水戸そのものは「居場所」ではなくなった

ここまで歩いてきて、水戸でいまも人が集まっている場所の共通点が見えてきた。マイムビルのアニメイト、京成百貨店、そして大工町の夜の街。業態はそれぞれ異なるが、どれも「そこへ行く理由」がはっきりした場所である。

一方で、姿を消していったのは、目的なく歩きながら立ち寄ることを前提にした商売だった。ぶらぶら歩き、目に留まった店へ入る。そんな回遊を支えてきた街の使われ方は、少しずつ成り立たなくなっていった。

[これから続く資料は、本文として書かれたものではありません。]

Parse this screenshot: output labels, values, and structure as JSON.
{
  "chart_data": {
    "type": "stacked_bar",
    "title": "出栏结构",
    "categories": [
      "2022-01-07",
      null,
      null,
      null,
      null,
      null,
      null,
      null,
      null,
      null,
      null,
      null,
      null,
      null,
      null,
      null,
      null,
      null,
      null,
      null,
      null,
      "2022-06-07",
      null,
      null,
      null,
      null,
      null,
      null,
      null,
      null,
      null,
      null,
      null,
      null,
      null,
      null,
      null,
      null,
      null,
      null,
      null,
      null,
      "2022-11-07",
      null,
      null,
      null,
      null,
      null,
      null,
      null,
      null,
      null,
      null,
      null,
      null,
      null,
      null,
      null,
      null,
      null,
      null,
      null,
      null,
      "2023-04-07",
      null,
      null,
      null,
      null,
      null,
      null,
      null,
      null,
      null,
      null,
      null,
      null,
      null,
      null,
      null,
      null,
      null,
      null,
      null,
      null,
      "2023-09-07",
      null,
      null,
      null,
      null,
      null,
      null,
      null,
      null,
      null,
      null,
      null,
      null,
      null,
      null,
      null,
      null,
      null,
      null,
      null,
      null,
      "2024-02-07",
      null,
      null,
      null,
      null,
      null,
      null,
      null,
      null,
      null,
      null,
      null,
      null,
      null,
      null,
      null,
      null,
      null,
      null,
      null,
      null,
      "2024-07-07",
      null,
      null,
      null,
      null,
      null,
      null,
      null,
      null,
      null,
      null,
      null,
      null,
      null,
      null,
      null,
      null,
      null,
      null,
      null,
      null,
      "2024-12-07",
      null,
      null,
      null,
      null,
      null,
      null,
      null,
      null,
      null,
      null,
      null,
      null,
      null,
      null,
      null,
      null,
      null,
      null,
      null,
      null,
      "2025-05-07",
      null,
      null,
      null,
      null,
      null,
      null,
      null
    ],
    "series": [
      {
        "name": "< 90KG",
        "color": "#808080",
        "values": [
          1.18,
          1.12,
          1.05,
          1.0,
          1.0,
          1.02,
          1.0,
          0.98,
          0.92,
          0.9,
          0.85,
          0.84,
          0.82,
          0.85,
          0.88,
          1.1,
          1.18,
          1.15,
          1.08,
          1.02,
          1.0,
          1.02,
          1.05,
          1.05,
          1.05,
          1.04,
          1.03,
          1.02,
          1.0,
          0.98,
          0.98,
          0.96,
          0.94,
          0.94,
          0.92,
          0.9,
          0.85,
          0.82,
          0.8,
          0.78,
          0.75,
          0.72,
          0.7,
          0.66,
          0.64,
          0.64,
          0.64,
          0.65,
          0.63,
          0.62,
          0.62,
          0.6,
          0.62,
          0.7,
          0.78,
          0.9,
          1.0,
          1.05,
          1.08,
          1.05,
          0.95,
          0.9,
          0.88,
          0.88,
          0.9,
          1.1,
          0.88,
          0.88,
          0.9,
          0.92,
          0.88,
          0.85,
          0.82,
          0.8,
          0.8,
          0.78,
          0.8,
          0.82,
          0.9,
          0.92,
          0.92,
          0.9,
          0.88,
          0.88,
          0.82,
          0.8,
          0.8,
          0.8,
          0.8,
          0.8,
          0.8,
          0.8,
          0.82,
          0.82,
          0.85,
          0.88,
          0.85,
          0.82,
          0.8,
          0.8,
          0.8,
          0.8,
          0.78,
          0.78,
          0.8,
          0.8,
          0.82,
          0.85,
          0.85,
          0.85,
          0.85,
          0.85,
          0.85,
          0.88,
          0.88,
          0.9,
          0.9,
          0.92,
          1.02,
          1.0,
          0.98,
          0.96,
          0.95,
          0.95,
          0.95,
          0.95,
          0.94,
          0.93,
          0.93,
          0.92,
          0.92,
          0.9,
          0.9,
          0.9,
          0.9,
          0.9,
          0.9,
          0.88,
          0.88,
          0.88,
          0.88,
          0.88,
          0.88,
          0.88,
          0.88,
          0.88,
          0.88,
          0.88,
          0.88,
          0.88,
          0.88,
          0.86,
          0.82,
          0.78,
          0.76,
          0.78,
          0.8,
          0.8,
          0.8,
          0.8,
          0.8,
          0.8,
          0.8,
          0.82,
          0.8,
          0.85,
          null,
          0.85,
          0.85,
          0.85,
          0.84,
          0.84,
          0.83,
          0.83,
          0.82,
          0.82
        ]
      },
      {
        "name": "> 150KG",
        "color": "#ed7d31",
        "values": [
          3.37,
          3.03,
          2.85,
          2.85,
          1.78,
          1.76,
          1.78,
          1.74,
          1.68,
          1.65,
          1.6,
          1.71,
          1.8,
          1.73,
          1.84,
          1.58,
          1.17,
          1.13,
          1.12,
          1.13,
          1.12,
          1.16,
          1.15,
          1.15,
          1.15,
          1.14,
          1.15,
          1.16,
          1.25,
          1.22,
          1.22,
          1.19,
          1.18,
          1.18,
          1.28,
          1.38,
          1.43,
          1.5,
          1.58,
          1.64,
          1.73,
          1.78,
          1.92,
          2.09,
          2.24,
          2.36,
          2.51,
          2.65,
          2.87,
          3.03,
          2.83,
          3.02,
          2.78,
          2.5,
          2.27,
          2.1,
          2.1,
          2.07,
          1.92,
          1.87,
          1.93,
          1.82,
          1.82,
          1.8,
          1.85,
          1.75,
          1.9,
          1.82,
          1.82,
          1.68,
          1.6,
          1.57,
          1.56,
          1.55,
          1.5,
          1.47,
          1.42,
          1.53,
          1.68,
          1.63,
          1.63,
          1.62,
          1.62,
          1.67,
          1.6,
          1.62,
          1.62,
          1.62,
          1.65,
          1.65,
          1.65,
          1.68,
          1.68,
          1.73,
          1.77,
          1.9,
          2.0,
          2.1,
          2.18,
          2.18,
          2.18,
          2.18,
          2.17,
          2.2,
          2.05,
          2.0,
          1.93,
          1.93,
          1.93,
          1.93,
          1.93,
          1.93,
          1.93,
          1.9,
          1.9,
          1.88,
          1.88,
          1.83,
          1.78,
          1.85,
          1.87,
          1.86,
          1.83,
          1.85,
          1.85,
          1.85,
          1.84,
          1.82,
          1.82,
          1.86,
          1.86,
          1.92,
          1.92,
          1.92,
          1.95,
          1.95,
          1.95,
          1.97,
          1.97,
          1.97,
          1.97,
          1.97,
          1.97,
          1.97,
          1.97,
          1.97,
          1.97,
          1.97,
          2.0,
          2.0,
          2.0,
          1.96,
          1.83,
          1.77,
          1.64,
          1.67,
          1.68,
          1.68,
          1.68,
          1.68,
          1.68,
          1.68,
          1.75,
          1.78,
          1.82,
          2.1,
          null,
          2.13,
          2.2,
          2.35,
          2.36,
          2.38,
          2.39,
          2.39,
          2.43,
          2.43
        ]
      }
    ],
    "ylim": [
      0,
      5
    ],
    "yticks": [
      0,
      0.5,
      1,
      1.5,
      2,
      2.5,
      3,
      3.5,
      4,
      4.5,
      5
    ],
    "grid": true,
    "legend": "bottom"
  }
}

点には人がいる。しかし、点と点を結ぶ線が切れている。そのことを象徴する場所が、水戸市民会館と京成百貨店を結ぶペデストリアンデッキだ。豪華な建物をつなぐ陸橋だが、人通りはほとんどない。

京成百貨店と水戸市民会館を結ぶペデストリアンデッキ
筆者撮影
京成百貨店と水戸市民会館を結ぶペデストリアンデッキ。施設同士は直結したが、人の流れは周辺へ広がりにくい

2023年に開館した水戸市民会館は、かつて旧京成百貨店が建っていた場所にある。志満津呉服店を起源とする京成百貨店は、2006年に現在地へ移転し、旧店舗の跡地に市民会館が整備された。現在は2階部分のデッキで京成百貨店と直結している。

人の流れをつなぐ仕組みは整った。それでも、市民会館を訪れた人波が、そのまま京成百貨店や周辺の商店街へ流れていく光景はほとんど見られなかった。

接続はしたものの、連続はしていない。通路があっても、人が途中で立ち止まりたくなる理由がなければ、街は通り過ぎるだけの場所になってしまう。

水戸が問われているのは人が歩きたくなる街を作れるか

水戸市も、手をこまねいているわけではない。立地適正化計画(第2次)では、居住誘導区域内の人口密度を2023年度の1ヘクタール当たり48.7人から、2033年度には50.3人へ維持・向上させる目標を掲げ、コンパクトシティを進めている。駅前ではマンション建設も進み、「買い物に来る街」から「暮らす街」への転換を図っている。

実際、変化の兆しはある。「令和5年度 水戸市歩行者通行量調査報告書」によると市民会館が開館した2023年度、中心市街地の歩行者通行量は前年度比26%増の11万2941人と、10年ぶりに11万人台を回復した。市民会館のある地区の休日の通行量は前年の3.6倍。

来館者は開館からわずか半年で約63万7千人に達し、初年度目標の60万人を早々に上回った(日本経済新聞2024年1月15日付)。直近の2025年度の通行量も12万3595人と、前年度比6.0パーセント増えている。街を訪れる人は、確実に戻りつつある。

それでも、住むことと、歩きたくなる街になることは必ずしも同じではない。実は水戸では、2005〜06年にもマンション建設ラッシュが起き、中心部の三の丸地区の人口が9年ぶりに7000人台を回復したことがある(日本経済新聞2006年12月26日付)。

しかし、その居住人口の回復が、街を歩く人の流れを取り戻すことはなかった。マンションが建ち、人口が維持されたとしても、人々が車で郊外へ買い物に向かうなら、点と点を結ぶ線は生まれない。

だからこそ、問われているのは新しい商業施設を建てることではない。人の流れを、もう一度「線」として街につくり出せるかどうか。人が歩きたくなる理由を、街の中に取り戻せるか。その問いに対する答えが、水戸の中心街のこれからを左右することになる。